Mr Hay said Intermet had a strong pipeline of potential projects with an installed capital value of around $600 million, in addition to a current order book worth $290 million.
Current contracts cover the commodities of copper, zinc, gold and silver and range from plant commissioning at the Canatuan project in the Philippines to the Palmarejo project in Mexico for Bolnisi, with other projects in Papua New Guinea, Africa and Western Australia.
"Historically Intermet has operated in Australia, the Pacific, Asia, South America and significantly in Africa, so it has very substantial international experience," Mr Hay said.
Yet despite operating in a range of countries, Intermet is a low-risk acquisition for Sedgman, he added.
"The majority of the work is actually done onshore in Australia, including most of the detailed engineering and process engineering," Mr Hay said.
"Most of the projects are paid in Australian dollars so both the country risk and the exchange risks are fairly minimal."

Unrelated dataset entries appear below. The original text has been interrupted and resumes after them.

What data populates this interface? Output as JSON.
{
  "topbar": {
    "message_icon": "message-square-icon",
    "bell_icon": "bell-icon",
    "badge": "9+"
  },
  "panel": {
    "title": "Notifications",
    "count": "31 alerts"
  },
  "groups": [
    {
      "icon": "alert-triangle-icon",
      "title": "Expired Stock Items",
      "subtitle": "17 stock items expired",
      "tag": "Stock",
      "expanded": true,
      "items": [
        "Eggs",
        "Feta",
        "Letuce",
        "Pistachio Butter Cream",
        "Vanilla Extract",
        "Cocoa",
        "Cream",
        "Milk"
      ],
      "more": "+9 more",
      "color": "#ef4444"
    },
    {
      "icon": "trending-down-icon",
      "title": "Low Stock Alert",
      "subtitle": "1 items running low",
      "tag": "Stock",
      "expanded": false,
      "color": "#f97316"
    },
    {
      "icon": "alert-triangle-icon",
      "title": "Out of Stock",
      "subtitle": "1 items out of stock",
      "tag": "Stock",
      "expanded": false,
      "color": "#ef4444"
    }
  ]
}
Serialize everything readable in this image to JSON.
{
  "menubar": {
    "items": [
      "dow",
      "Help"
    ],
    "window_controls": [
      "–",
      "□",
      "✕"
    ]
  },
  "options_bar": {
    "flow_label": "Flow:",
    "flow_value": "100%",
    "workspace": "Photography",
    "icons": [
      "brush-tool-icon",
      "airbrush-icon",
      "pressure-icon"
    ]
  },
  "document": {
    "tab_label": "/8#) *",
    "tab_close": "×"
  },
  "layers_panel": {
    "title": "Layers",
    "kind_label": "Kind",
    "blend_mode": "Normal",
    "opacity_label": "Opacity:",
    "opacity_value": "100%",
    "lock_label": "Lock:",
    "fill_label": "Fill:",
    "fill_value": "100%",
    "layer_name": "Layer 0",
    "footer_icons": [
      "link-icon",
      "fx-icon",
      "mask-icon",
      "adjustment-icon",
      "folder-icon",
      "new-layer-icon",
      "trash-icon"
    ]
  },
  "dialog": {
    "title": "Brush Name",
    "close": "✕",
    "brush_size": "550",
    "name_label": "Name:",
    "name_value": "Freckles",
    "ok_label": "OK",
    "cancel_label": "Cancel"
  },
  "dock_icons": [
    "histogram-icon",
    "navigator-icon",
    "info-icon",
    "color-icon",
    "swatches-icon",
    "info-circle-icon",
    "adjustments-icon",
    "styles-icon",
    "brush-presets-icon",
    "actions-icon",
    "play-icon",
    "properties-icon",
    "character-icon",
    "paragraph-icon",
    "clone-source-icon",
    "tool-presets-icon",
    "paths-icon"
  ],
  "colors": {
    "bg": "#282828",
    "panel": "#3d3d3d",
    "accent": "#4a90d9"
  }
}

Having grown market capitalisation to $570 million from less than half that when it listed, Sedgman has indicated that further acquisitions may be made in complementary business areas.
"There are a number of other small engineering service providers who may well be complementary to the Intermet acquisition and it would be fair to say that we are continuing to look at opportunities in the marketplace," Mr Hay said.
Summing up the year since going public, the managing director said, "I think it's been a very positive year in terms of the establishment of the platform for growth going forward and our outlook is excellent."